Сказав это, я, глянув на учителя, попытался сказать в свое оправдание, но окрик Блина остановил меня.

– Молчать! – с холодным призрением, как приговор, крикнул Блин. – Я выбью из тебя эту казачью вольницу. В карцер его! – кричал он из-за спины АБ голосом ломающейся сухой ветки.– Тебе предстоит субботняя порка. А потом все решит директор. У нас, сколько служу, не было случая, чтобы тряпки бросали в лицо учителю гимназии. Это не проступок, а преступление.

– Ну, так подойди ко мне поближе этот герой, а я одним глазом плохо вижу тебя, -спокойно сказал учитель.

– Это не герой – это просто казак, – вырвалось из класса.

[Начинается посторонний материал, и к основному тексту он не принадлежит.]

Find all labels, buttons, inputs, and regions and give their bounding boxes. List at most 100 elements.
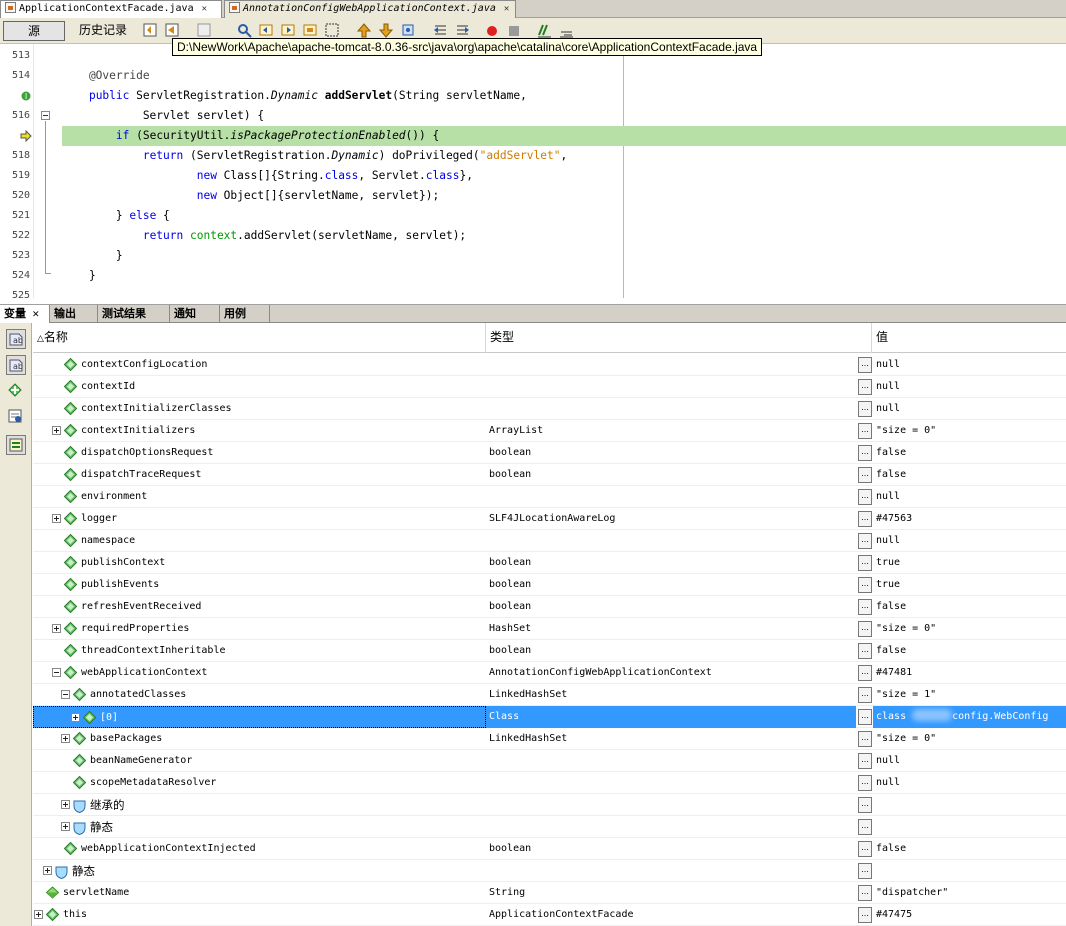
variable-value[interactable] — [873, 794, 1066, 816]
value-editor-button[interactable]: ... — [858, 621, 872, 637]
show-formatted-icon[interactable]: ab — [6, 329, 26, 349]
collapse-toggle-icon[interactable] — [52, 668, 61, 677]
variable-value[interactable]: null — [873, 376, 1066, 398]
variable-row[interactable]: 静态... — [33, 860, 1066, 882]
fold-toggle[interactable] — [41, 111, 50, 120]
variable-value[interactable]: null — [873, 530, 1066, 552]
variable-value[interactable]: class config.WebConfig — [873, 706, 1066, 728]
start-macro-icon[interactable] — [484, 22, 501, 39]
variable-value[interactable]: null — [873, 486, 1066, 508]
variable-row[interactable]: basePackages LinkedHashSet... "size = 0" — [33, 728, 1066, 750]
show-static-icon[interactable]: ab — [6, 355, 26, 375]
value-editor-button[interactable]: ... — [858, 643, 872, 659]
variable-row[interactable]: requiredProperties HashSet... "size = 0" — [33, 618, 1066, 640]
variable-row[interactable]: annotatedClasses LinkedHashSet... "size = … — [33, 684, 1066, 706]
expand-toggle-icon[interactable] — [43, 866, 52, 875]
variable-row[interactable]: namespace... null — [33, 530, 1066, 552]
find-icon[interactable] — [236, 22, 253, 39]
variable-row-selected[interactable]: [0] Class... class config.WebConfig — [33, 706, 1066, 728]
value-editor-button[interactable]: ... — [858, 379, 872, 395]
tab-output[interactable]: 输出 — [50, 305, 98, 323]
variable-value[interactable]: "size = 0" — [873, 420, 1066, 442]
find-previous-icon[interactable] — [258, 22, 275, 39]
tab-use-cases[interactable]: 用例 — [220, 305, 270, 323]
variable-row[interactable]: logger SLF4JLocationAwareLog... #47563 — [33, 508, 1066, 530]
rectangular-selection-icon[interactable] — [324, 22, 341, 39]
expand-toggle-icon[interactable] — [61, 822, 70, 831]
expand-toggle-icon[interactable] — [71, 713, 80, 722]
expand-toggle-icon[interactable] — [52, 624, 61, 633]
show-classes-icon[interactable] — [6, 435, 26, 455]
editor-tab-applicationcontextfacade[interactable]: ApplicationContextFacade.java ✕ — [0, 0, 222, 18]
variable-row[interactable]: publishContext boolean... true — [33, 552, 1066, 574]
variable-value[interactable]: null — [873, 750, 1066, 772]
value-editor-button[interactable]: ... — [858, 357, 872, 373]
value-editor-button[interactable]: ... — [858, 841, 872, 857]
value-editor-button[interactable]: ... — [858, 467, 872, 483]
value-editor-button[interactable]: ... — [858, 885, 872, 901]
value-editor-button[interactable]: ... — [858, 489, 872, 505]
variable-value[interactable]: false — [873, 442, 1066, 464]
variable-value[interactable]: false — [873, 640, 1066, 662]
variable-value[interactable]: null — [873, 772, 1066, 794]
variable-value[interactable]: null — [873, 354, 1066, 376]
variable-value[interactable]: #47563 — [873, 508, 1066, 530]
tab-test-results[interactable]: 测试结果 — [98, 305, 170, 323]
forward-icon[interactable] — [196, 22, 213, 39]
variable-row[interactable]: publishEvents boolean... true — [33, 574, 1066, 596]
show-values-icon[interactable] — [6, 407, 26, 427]
toggle-highlight-icon[interactable] — [302, 22, 319, 39]
value-editor-button[interactable]: ... — [858, 775, 872, 791]
value-editor-button[interactable]: ... — [858, 445, 872, 461]
shift-left-icon[interactable] — [432, 22, 449, 39]
variable-value[interactable]: "dispatcher" — [873, 882, 1066, 904]
value-editor-button[interactable]: ... — [858, 533, 872, 549]
collapse-toggle-icon[interactable] — [61, 690, 70, 699]
variable-value[interactable] — [873, 860, 1066, 882]
variable-value[interactable]: #47475 — [873, 904, 1066, 926]
variable-value[interactable]: false — [873, 838, 1066, 860]
value-editor-button[interactable]: ... — [858, 599, 872, 615]
variable-row[interactable]: contextConfigLocation... null — [33, 354, 1066, 376]
column-header-name[interactable]: △名称 — [33, 323, 486, 353]
variable-value[interactable]: "size = 1" — [873, 684, 1066, 706]
tab-notifications[interactable]: 通知 — [170, 305, 220, 323]
value-editor-button[interactable]: ... — [858, 863, 872, 879]
new-watch-icon[interactable] — [6, 381, 26, 401]
variable-row[interactable]: 继承的... — [33, 794, 1066, 816]
column-header-value[interactable]: 值 — [872, 323, 1066, 353]
variable-row[interactable]: dispatchOptionsRequest boolean... false — [33, 442, 1066, 464]
variable-row[interactable]: threadContextInheritable boolean... false — [33, 640, 1066, 662]
column-header-type[interactable]: 类型 — [486, 323, 872, 353]
variable-row[interactable]: dispatchTraceRequest boolean... false — [33, 464, 1066, 486]
expand-toggle-icon[interactable] — [61, 800, 70, 809]
variable-row[interactable]: 静态... — [33, 816, 1066, 838]
value-editor-button[interactable]: ... — [858, 687, 872, 703]
shift-right-icon[interactable] — [454, 22, 471, 39]
variable-value[interactable]: null — [873, 398, 1066, 420]
history-button[interactable]: 历史记录 — [72, 21, 134, 41]
last-edit-icon[interactable] — [142, 22, 159, 39]
expand-toggle-icon[interactable] — [34, 910, 43, 919]
variable-row[interactable]: contextInitializers ArrayList... "size = 0… — [33, 420, 1066, 442]
value-editor-button[interactable]: ... — [858, 555, 872, 571]
value-editor-button[interactable]: ... — [858, 665, 872, 681]
variable-row[interactable]: webApplicationContext AnnotationConfigWeb… — [33, 662, 1066, 684]
variable-value[interactable]: false — [873, 464, 1066, 486]
close-icon[interactable]: ✕ — [202, 4, 207, 14]
editor-tab-annotationconfig[interactable]: AnnotationConfigWebApplicationContext.ja… — [224, 0, 516, 18]
value-editor-button[interactable]: ... — [858, 709, 872, 725]
source-button[interactable]: 源 — [3, 21, 65, 41]
value-editor-button[interactable]: ... — [858, 907, 872, 923]
value-editor-button[interactable]: ... — [858, 511, 872, 527]
variable-value[interactable]: true — [873, 552, 1066, 574]
back-icon[interactable] — [164, 22, 181, 39]
value-editor-button[interactable]: ... — [858, 753, 872, 769]
uncomment-icon[interactable] — [558, 22, 575, 39]
variable-value[interactable]: "size = 0" — [873, 728, 1066, 750]
close-icon[interactable]: ✕ — [32, 310, 40, 320]
value-editor-button[interactable]: ... — [858, 731, 872, 747]
variable-value[interactable]: #47481 — [873, 662, 1066, 684]
value-editor-button[interactable]: ... — [858, 577, 872, 593]
variable-row[interactable]: contextId... null — [33, 376, 1066, 398]
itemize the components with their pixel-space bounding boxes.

– Уж я-то знаю – вашего брата, казачков. Но здесь тебе не позволят махать шашкой. Судьба твоя будет не утешительной, – не унимался надзиратель.

– Это гнусная ваша ложь, – полетело из класса ему в ответ. – Дауров не виноват… Он защищался… он не умышленно, – теперь уже открыто в лицо Блину сказал Денис.

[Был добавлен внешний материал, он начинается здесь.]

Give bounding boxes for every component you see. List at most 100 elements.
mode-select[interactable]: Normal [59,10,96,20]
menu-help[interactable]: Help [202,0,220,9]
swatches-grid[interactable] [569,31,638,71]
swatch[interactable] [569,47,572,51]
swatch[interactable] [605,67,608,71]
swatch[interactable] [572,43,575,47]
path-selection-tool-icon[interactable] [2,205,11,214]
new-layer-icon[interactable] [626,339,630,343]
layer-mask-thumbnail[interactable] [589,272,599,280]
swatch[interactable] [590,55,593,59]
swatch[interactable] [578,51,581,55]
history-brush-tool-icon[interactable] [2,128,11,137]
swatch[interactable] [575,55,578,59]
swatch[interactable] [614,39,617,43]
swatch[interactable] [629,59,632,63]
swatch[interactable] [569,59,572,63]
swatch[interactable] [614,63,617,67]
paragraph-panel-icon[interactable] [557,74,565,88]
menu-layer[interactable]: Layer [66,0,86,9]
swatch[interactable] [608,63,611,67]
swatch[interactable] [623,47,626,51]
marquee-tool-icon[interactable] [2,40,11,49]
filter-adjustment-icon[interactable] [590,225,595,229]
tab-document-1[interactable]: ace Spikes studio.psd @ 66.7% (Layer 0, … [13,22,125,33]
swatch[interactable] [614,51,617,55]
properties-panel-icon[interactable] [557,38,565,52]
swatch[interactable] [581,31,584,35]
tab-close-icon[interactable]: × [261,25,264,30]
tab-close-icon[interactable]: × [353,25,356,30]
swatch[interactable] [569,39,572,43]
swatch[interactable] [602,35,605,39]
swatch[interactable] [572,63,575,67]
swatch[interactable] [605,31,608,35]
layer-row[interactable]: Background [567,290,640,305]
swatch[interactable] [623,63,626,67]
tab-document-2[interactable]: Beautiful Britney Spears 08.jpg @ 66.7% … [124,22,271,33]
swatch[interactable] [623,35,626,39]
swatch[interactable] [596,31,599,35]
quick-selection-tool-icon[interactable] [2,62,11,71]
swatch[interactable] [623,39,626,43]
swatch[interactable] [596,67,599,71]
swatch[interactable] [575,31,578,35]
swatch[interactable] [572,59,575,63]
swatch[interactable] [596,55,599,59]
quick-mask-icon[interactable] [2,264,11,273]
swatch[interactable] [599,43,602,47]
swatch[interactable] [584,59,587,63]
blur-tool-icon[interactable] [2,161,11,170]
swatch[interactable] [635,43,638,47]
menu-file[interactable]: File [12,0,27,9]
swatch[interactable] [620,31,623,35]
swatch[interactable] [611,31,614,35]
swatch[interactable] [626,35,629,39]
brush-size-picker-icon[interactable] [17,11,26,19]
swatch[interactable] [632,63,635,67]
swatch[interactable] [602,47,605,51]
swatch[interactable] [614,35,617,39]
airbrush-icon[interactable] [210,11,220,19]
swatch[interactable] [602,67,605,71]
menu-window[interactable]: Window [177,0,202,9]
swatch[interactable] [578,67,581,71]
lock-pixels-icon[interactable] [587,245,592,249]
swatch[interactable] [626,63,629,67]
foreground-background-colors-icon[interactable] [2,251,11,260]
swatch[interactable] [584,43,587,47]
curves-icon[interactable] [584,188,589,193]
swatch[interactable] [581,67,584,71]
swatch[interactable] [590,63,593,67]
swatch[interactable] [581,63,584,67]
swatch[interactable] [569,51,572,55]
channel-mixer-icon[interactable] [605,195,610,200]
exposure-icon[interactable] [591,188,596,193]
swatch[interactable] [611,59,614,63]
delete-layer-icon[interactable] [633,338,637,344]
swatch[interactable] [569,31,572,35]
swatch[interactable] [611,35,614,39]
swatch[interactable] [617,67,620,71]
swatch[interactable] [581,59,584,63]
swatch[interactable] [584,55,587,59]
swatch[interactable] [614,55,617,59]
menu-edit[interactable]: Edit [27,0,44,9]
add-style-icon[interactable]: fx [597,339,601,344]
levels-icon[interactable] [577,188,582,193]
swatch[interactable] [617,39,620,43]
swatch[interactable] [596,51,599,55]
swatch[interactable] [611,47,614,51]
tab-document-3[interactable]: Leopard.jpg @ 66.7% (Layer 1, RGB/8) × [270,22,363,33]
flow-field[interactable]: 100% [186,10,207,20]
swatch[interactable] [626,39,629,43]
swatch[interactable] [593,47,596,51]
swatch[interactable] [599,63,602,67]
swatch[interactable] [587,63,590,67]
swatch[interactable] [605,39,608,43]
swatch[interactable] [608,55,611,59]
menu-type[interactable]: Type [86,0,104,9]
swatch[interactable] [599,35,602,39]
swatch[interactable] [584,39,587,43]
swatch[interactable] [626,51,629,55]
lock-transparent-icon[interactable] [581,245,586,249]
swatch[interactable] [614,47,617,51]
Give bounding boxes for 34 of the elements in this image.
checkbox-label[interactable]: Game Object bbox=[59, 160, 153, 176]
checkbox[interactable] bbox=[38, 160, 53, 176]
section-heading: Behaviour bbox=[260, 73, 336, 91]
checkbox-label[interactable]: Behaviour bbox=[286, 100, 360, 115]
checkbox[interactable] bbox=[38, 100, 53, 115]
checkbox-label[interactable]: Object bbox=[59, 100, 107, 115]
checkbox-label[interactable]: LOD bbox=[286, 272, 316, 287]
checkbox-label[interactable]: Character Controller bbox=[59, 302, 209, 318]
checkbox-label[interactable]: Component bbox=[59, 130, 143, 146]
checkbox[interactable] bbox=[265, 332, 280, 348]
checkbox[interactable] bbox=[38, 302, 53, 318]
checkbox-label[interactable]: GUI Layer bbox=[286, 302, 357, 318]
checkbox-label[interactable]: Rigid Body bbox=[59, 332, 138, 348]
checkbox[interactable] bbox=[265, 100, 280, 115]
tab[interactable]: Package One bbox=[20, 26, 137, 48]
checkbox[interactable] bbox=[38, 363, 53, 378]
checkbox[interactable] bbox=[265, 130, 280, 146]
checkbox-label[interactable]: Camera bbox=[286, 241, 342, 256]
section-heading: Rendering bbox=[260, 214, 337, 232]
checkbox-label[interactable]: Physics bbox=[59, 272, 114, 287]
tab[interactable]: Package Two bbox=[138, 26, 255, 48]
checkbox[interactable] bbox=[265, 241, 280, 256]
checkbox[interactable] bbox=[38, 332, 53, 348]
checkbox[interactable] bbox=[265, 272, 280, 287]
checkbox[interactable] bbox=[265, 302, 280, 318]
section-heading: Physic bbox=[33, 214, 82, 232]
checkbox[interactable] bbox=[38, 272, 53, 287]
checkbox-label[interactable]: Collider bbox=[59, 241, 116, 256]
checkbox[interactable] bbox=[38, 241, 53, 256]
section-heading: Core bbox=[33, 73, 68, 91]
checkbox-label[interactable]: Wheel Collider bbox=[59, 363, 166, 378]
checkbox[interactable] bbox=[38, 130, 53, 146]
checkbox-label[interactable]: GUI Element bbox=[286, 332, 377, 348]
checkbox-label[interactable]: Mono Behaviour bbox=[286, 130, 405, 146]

– Молчать! – Твоя защита не украшает твоего батюшку, Денис.

Класс видно понял, что шутка не удалась, и все принимает серьезный оборот. Раздались шумные голоса в мою защиту.

– Вы несправедливы, – сухо, но твердо, сказал Денис прямо в лицо Блинова так, что тот даже оторопел, отпрянув назад.

– Позвольте отвести его к директору? – все еще не унимался надзиратель, уже обращаясь к учителю своим скрипучим, как несмазанная дверь, голосом.

– Не мешайте мне, наконец, начать вести урок, – сказала спокойно Анна Борисовна, наша АБ, и решительно закрыла дверь перед носом Блинова.

С «подбитым глазом» – она бумагой закрыла свободное от стекла очко – она выглядела по меньшей мере Кутузовым на поле боя, сложив руки под тяжелой грудью. В классе ее вид вызвал легкий смех. Однако дверь открылась – и вновь показалось лицо Блинова.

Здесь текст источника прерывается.